Análise | Morte

Neymar, Marielle e a força dos acontecimentos

Foto: Mídia Ninja.

Este texto deveria analisar a cirurgia sofrida por Neymar em Belo Horizonte, no início de março, bem como as repercussões que esse acontecimento suscitou. O atacante do Paris Saint-Germain teve uma fratura no quinto metatarso do pé direito, durante um jogo contra o Olympique de Marselha, e foi operado pelo médico da seleção brasileira, Rodrigo Lasmar.

O texto deveria atentar para as mobilizações fomentadas por essa ocorrência: inúmeros fãs do atacante se manifestaram em frente ao hospital Mater Dei, na capital mineira, para prestar solidariedade ao ídolo, para ter notícias ou mesmo para se divertir naquele cenário em uma manhã de sábado.
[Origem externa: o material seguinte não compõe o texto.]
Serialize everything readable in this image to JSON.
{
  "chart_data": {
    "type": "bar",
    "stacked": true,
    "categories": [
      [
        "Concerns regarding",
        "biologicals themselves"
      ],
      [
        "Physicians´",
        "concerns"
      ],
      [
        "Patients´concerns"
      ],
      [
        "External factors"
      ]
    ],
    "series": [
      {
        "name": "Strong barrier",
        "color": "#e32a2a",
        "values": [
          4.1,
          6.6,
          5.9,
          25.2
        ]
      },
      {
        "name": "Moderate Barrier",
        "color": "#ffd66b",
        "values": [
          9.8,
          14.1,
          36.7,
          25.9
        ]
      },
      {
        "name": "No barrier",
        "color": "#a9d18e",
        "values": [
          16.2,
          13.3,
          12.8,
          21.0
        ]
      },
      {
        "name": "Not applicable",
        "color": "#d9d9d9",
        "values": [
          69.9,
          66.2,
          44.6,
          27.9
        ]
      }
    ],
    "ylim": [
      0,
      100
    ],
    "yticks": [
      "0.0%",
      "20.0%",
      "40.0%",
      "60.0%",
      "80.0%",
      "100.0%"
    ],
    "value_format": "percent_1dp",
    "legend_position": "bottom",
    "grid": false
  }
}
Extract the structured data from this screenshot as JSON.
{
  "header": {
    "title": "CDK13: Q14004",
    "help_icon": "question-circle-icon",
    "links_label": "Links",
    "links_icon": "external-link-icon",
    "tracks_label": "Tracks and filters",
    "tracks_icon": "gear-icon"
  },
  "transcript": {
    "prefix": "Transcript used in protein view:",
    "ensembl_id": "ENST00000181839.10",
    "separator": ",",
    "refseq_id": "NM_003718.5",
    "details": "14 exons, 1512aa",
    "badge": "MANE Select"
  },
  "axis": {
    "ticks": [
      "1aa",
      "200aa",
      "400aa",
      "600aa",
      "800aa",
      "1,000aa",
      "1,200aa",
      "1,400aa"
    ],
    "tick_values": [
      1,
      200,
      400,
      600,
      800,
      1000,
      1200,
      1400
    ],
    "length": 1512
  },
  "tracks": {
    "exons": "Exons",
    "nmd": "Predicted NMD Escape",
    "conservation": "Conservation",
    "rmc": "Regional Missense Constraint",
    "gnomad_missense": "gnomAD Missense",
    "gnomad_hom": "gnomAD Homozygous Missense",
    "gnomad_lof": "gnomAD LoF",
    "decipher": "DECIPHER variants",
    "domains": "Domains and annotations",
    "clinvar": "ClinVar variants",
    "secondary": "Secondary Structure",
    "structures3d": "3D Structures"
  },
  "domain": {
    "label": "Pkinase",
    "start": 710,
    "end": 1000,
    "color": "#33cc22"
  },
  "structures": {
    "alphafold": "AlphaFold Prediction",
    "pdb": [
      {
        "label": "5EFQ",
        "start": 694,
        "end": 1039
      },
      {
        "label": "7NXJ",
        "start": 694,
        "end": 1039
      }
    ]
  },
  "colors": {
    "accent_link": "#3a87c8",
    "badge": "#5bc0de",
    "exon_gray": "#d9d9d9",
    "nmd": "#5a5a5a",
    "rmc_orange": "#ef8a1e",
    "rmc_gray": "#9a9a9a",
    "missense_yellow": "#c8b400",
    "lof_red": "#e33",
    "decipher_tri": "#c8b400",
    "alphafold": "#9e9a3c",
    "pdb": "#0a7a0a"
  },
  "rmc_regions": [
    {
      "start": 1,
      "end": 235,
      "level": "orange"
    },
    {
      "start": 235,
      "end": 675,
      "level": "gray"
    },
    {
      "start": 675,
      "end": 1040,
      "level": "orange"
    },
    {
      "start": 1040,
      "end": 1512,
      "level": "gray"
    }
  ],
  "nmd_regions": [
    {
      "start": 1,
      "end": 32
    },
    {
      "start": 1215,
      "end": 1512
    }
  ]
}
Como relatado pela imprensa, crianças jogaram bola em frente ao hospital enquanto alguns adultos chegavam com um isopor cheio de cerveja, fazendo mesmo lembrar o clima de uma partida de futebol. O texto deveria refletir sobre tamanha repercussão – tanto em frente ao hospital quanto na grande imprensa – discutindo a força de mobilização de certas celebridades mesmo em acontecimentos quase corriqueiros (como é uma cirurgia no pé ou no joelho para um jogador de futebol).

O texto deveria, assim, seguir a pauta definida na última reunião do GrisLab. Mas não é possível. No momento em que escrevo este texto, nenhum outro acontecimento consegue me convocar à reflexão a não ser a morte de Marielle Franco. A execução brutal da vereadora do PSOL e do motorista Anderson que a conduzia – morta/o a tiros, no Rio de Janeiro – certamente será analisada neste laboratório nos próximos dias: suas motivações, seus desdobramentos, as ações que esse assassinato procura paralisar, mas também as que ele convoca, o modo como ele nos afeta, assim como o poder hermenêutico desse acontecimento na sociedade brasileira contemporânea.

O assassinato de Marielle comoveu milhares de pessoas no Brasil e no mundo; manifestações, protestos e homenagens à mulher, negra, lésbica, feminista, favelada e política foram realizados em várias cidades do país e do mundo. Marielle é símbolo de luta: da luta por direitos, por igualdade, por justiça social; da luta contra o racismo, os preconceitos, a violência contra a população negra e pobre do país; da luta de todas as minorias que ela encarna. A tristeza, a comoção, a indignação provocadas por essa morte nos afeta profundamente – e nos faz pensar sobre o lugar que o pé direito de Neymar deveria ocupar na cena pública.